Setelah beristirahat sejenak, mandi dan makan, sekitar
pukul 16.30 kami mencoba melemaskan kaki, jalan-jalan di sekitar hotel,
mengambil foto-foto dengan latar belakang pegunungan nan indah, seraya berjalan
santai menikmati jalanan yang bersih tertata rapi dan naik turun khas jalanan
di kaki bukit. Kami berjalan ke kanan, ke arah bawah melewati beberapa toko dan
sebuah kedai kopi dengan beberapa pengunjung di teras di tepi trotoar. Penulis
bilang ke isteri nanti pulangnya kita ngopi di sini, tempatnya enak.

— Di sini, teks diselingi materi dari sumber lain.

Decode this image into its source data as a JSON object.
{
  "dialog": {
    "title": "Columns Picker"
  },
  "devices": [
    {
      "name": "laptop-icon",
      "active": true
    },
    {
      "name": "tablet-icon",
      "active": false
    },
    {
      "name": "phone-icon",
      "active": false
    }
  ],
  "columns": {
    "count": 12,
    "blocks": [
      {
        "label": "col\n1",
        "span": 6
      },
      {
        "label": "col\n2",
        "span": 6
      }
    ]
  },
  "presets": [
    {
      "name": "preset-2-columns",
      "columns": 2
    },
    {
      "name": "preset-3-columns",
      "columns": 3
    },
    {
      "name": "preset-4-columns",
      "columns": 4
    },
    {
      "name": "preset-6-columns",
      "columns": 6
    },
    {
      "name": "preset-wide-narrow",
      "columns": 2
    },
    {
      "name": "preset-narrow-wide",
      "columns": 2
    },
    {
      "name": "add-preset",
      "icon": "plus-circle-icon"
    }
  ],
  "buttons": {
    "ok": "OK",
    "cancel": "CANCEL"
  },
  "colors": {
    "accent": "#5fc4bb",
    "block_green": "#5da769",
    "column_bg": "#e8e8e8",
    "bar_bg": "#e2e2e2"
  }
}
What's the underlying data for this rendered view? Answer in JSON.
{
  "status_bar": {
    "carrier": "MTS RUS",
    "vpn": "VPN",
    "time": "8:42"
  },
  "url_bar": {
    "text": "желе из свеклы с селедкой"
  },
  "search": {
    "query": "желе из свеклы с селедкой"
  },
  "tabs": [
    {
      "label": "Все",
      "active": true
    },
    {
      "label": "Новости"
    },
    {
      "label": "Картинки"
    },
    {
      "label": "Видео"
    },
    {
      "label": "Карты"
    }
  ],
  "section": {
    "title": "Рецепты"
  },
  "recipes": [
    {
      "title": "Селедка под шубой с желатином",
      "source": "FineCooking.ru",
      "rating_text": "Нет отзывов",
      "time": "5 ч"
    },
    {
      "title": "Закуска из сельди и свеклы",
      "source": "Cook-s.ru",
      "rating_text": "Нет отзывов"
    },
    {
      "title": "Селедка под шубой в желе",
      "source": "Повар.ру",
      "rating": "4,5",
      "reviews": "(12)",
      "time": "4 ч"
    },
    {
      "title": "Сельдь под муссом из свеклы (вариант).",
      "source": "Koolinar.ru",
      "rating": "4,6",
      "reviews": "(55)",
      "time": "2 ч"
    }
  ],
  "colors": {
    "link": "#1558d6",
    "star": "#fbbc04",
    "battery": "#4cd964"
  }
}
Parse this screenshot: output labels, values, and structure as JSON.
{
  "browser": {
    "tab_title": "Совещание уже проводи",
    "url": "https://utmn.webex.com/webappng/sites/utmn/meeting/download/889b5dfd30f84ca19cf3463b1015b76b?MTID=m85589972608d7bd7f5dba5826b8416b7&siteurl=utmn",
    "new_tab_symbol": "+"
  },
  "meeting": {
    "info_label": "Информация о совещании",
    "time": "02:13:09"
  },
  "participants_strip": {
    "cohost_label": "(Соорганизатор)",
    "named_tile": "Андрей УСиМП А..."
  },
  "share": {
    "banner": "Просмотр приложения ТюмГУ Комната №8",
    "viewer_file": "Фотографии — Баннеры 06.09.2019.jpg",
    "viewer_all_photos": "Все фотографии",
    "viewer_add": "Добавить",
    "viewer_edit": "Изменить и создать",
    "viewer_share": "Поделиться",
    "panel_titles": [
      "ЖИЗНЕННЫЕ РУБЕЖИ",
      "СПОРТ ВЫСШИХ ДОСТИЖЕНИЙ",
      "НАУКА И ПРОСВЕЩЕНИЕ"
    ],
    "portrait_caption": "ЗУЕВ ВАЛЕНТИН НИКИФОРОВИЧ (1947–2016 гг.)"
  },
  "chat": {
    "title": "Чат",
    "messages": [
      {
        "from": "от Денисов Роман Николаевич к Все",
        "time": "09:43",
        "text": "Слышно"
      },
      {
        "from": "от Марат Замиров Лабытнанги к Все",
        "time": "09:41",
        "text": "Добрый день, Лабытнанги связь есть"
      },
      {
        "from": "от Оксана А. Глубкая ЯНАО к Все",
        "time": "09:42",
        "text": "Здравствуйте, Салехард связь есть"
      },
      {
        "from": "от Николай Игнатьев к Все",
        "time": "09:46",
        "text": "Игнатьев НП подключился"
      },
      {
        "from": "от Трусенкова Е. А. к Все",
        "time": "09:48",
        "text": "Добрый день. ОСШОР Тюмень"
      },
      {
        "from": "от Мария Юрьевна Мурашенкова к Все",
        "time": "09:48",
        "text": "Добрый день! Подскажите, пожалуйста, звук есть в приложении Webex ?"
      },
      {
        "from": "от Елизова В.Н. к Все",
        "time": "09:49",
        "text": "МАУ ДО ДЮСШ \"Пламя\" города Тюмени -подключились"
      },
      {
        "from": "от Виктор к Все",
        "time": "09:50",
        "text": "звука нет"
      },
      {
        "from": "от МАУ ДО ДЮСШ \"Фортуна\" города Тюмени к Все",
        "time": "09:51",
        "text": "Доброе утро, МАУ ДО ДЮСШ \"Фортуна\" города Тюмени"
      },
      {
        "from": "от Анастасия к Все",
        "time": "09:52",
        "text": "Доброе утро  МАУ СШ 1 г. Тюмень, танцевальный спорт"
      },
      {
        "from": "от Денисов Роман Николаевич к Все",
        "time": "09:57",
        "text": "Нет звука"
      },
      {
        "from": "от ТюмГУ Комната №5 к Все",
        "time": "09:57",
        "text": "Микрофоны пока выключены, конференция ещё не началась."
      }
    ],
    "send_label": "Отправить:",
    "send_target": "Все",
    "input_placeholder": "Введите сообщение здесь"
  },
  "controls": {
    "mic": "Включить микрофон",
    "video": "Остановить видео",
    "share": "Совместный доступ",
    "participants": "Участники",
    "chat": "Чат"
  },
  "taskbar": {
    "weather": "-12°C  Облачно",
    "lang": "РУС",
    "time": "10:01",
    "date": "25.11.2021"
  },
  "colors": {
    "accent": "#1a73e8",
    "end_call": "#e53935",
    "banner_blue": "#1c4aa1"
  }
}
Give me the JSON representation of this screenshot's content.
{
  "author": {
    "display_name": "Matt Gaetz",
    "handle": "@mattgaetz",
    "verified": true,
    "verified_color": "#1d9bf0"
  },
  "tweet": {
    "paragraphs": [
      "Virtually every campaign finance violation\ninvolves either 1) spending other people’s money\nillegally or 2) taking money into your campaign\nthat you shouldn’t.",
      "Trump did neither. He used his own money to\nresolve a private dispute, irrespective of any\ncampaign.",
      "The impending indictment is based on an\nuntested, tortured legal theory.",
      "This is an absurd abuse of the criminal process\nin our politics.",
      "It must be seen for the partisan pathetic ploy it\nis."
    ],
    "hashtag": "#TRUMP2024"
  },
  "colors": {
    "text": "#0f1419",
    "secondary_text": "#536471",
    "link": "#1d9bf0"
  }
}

Kami
berjumpa dengan beberapa pejalan kaki dan dua kendaraan angkutan penumpang
sejenis Elf atau Izuzu, kami belum sempat memperhatikan mereknya, dengan kernet
bergelantungan menawari kami ke pusat kota. Rupanya itu angkutan kota. Kelakuan
atau cara mengemudikan berikut kernetnya persis angkutan kota di Jabodetabek
(Jakarta-Bogor-Depok-Tangerang-Bekasi). Geli tapi senang melihatnya, serasa
menemukan suasana yang sama.
Tak berapa lama kami merasakan suasana mendadak suyi
sepi, bahkan senyap. Kami tak lagi berjumpa atau melihat orang di jalanan. Tanpa kami sadari ternyata toko-toko dan
kantor-kantor sudah tutup. Merasa aneh, kami putuskan untuk segera kembali ke hotel.
Juga tak jadi singgah ngopi karena kedainya sudah tutup, dan kursi-kursi yang
semula ada di teras sudah nampak tertumpuk rapi di dalam kedai.
Terlihat hanya satu toko yang masih buka, yaitu toko
makanan dengan tulisan “Halal Food” persis di seberang hotel. Itupun tertutup
dengan pintu teralis besi, dan kami lihat dua orang pembeli yang berdiri di
luar pintu dengan pelayan di balik pintu teralis bagaikan di balik jeruji
penjara. Toko ini dilayani oleh beberapa orang keturunan Bangladesh yang pernah
tinggal beberapa tahun di Kuala Lumpur, sehinga bisa berbahasa Melayu serta
ramah terhadap penulis. Begitu melihat wajah Melayu dari penulis, sang kasir
langsung menegur dengan bahasa Melayu, serta memerintahkan penjaga untuk
membuka pintu khusus untuk penulis dan mempersilahkan masuk. Ia menceritakan
pengalaman dan kesannya yang indah tentang bangsa Melayu, sementara penulis
membeli enam kue sambosa isi daging kambing.
Bagi para pelancong muslim, mencari restoran halal di
Cape tidak terlalu sulit, karena tersebar di banyak tempat.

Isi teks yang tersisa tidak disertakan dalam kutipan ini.